(no subject)

Mar 17, 2011 20:40

I've been hoarding the final episodes of FNL because I just couldn't bear to let it be over, but this week I finally sat down and watched the last six episodes, and now I'm just... a big soppy happy crying puddle. I started crying at Tami's talk with Julie after she found out about the engagement, and then basically just didn't stop. It was just... the best of everything about the show, heartbreaking and hopeful and messy and all about the shades of gray, filled with complex, flawed, achingly believable people loving each other the best way they know how.

I loved so many things about this episode I'm not sure where to begin. I didn't even let myself consider that Coach (and I just can't ever think of him any other way) would turn down a five-year contract in Dylan for Tami, so I wasn't surprised when she gave in--a little disappointed, but that's what happens, most of the time, and I understand why she made that decision. And I appreciated it that they made it clear that he was being unfair, and that was enough for me, though I hoped we'd at least get an apology and acknowledgment that he was wrong, even if the outcome didn't change. But then... then. He didn't just realize, he changed it. He said, no, goddammit, this is the chance of a lifetime for my partner--it's her turn to go after what she wants, and it's my turn to follow where she needs to go, and I just... I love the show so fucking much for that. I love them for always, always, always making the women matter. For making the women people, full stop; for making them an equal part of a show about small-town Texas football when no one could or would have expected that of them (hell, when there's a decent argument to be made that that was part of what kept their ratings low). Of all the things I love about the show, I think that might top the list.

But it's a damned long list, and I'm just going to start babbling because I'm way too verklempt to be organized or particularly coherent: I love Becky and Tim's friendship, and I love Becky becoming a part of Billy and Mindy's family, and I love Tim learning how to put his life back together again, how to love his brother again. I love that Jess got to keep working in football, and I love her relationship with Coach and how much it meant to both of them ("You know I have daughters, right?" just made me cry, god). I love that we got to see Tyra again, and I love that she's still as amazing as she ever was, and that she wants to be a politician, holy god, and I hope she and Tim find a way to be together someday, but I love that right now they're both working to be something more, to find out who they are and make their place in the world before making that kind of decision. And conversely, I love that Julie and Matt got engaged (married? I wasn't sure if they were in that final scene), I love that they took that chance, that they want to be spend their lives together being each other's best friend, just like Coach and Tami, and I love that even though the odds are against them, they've got a shot, and they've got the best role models in the world.

I love how much Vince grew up, and I love that he and Jess got back together, as much as I wanted to smack him for so much of this season, and I love that he's got a bright future now, that his reward for holding his family together with his bare hands when there wasn't anyone else to do it is that he finally gets to be a KID, almost, to worry about football games and the prom and not how to keep his mother alive (and my god do I love Michael B. Jordan--I desperately hope he continues to get roles in projects worthy of his talent). I love that his father came to the game (and I love that it was Coach who made him step up), and I love how overjoyed his mother was watching him play.

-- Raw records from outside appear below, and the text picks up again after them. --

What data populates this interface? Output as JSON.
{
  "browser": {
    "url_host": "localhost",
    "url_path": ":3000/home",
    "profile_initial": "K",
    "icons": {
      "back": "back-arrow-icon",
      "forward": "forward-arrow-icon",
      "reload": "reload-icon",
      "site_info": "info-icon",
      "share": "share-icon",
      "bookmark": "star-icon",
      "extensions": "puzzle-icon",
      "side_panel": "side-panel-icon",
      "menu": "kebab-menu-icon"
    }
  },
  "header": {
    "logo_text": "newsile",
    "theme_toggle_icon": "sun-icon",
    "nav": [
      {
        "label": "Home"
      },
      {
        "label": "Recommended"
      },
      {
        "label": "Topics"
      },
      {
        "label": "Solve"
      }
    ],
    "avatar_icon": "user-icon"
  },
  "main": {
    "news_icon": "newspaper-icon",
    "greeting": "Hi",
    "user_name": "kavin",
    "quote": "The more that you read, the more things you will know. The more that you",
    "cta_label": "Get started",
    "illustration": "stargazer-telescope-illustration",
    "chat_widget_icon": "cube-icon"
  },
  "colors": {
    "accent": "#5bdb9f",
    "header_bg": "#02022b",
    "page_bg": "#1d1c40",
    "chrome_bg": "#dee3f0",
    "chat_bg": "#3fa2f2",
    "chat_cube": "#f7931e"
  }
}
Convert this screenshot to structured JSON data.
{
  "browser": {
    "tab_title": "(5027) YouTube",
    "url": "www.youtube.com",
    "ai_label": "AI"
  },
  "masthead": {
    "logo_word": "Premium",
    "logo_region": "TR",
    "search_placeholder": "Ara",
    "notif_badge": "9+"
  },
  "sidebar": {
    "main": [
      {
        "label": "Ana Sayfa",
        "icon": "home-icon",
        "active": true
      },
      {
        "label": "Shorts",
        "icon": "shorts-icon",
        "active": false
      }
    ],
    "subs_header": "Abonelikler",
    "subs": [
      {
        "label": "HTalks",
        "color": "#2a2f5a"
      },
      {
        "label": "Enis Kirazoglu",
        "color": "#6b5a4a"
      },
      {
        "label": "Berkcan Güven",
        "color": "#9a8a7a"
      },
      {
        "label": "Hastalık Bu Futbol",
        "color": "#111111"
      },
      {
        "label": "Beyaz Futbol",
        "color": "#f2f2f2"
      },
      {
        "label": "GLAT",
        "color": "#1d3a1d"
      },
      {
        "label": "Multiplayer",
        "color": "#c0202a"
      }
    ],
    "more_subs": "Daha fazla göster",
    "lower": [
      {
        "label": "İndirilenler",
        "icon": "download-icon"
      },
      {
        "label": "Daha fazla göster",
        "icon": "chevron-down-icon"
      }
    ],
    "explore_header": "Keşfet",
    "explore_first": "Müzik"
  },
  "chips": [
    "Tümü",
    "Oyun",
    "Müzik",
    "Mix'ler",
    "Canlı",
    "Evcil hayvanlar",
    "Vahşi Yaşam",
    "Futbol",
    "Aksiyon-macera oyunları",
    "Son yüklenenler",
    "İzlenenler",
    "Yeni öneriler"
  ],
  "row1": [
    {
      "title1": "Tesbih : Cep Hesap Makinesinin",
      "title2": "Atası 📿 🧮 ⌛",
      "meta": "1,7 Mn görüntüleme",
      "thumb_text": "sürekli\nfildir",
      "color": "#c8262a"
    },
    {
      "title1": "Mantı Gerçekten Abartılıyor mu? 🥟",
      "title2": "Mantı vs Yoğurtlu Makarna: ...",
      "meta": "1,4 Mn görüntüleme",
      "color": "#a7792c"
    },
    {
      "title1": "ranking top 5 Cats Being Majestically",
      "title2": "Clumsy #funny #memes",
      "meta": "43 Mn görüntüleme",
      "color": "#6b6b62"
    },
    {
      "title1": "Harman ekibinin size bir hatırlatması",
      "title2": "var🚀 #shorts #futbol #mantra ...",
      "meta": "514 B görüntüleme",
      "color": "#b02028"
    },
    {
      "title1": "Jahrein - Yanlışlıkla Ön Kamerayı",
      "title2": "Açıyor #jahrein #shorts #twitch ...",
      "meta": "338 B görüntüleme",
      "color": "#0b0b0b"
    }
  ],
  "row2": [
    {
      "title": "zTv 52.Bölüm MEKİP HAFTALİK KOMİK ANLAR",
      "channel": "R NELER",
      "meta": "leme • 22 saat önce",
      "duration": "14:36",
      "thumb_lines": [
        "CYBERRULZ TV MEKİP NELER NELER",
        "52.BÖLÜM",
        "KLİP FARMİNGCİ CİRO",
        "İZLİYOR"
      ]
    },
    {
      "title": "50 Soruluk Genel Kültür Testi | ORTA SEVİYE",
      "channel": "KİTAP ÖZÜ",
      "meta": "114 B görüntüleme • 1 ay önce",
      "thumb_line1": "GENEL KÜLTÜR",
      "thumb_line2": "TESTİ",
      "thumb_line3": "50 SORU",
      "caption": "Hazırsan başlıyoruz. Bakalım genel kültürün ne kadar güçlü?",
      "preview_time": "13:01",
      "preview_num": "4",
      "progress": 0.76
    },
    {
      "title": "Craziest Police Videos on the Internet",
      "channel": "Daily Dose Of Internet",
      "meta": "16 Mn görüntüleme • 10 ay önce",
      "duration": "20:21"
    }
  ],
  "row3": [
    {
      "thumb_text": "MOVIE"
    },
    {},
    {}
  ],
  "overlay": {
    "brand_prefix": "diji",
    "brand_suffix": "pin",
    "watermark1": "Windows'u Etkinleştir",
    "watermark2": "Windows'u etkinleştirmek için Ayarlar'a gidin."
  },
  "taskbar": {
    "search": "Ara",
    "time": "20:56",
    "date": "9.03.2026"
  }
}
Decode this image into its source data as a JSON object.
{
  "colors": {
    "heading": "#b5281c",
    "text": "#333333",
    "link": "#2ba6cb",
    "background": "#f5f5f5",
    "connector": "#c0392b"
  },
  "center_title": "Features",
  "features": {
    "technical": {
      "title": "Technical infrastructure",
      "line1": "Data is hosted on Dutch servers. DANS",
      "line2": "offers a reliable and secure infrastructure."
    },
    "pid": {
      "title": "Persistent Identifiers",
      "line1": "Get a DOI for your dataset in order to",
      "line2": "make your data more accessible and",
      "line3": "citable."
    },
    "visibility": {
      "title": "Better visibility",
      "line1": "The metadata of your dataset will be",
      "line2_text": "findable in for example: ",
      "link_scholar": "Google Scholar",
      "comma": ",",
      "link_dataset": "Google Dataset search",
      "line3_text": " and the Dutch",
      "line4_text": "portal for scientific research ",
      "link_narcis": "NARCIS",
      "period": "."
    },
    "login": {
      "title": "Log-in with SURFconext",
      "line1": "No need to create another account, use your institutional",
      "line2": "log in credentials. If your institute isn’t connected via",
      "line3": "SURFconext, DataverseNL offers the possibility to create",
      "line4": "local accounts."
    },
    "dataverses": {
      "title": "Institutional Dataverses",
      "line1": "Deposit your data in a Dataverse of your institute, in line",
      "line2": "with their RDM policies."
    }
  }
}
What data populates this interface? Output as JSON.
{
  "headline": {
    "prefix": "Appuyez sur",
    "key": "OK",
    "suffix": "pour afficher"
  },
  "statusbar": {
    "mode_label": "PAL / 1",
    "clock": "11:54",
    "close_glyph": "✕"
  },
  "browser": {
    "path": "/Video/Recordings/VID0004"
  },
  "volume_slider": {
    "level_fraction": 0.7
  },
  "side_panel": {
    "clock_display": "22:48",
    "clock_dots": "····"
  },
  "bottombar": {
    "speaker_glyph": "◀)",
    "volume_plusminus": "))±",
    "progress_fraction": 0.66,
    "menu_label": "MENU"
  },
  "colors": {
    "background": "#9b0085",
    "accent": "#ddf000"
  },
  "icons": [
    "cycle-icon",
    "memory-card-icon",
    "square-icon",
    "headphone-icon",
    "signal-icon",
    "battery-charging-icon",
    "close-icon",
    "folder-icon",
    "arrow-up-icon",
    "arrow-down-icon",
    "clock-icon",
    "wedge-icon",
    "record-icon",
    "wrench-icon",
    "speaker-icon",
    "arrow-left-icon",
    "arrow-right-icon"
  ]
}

I love what an amazing job this show did with an ever-revolving cast, that their high-school kids actually grew up and move away and were replaced by characters just as compelling and impossible not to love, even when I didn't want to (the fierce affection I developed for Buddy Garrity over the series run continues to amaze me). I love that it was always smart and always nuanced and that it never went for cheap emotional shots, that it took on hard issues with intelligence and grace, and that, although it wasn't perfect, it got a whole lot of things right a whole lot of the time. I love that it respected its characters and its audience and that it took its characters and the subjects it tackled seriously without ever becoming preachy or dull. I love how visually gorgeous the it was, and I love that it could make me cry without feeling manipulated or embarrassed, and I love that I could get so lost in it that I'd forget to come up for air.

I love that this show, in the end, was all about the families we make for ourselves, about how hell may be other people but heaven is too, about how finding the right ones--friends, partners, teachers, coaches, mentors, the brother and sister-in-law of the guy who rented your mom's trailer :-)--and holding on to them with both hands is the only thing that really makes worth living.

I love Coach, and I love Tami, and I love Julie and Matt and Matt's grandmother and Landry and Tyra and Smash and Tim and Billy and Mindy and Becky and Vince and Jess and Epic (and god, Tami stayed in touch with her, right? She found her and stayed in touch with her because she couldn't do anything else) and Luke and Buddy and Lyla and Street and Herc and god know who else I'm forgetting right now, and I just. God. What an amazing, amazing, amazing show, and what a beautiful way to end it.

And I'm going to go rewatch a bunch of scenes and cry some more.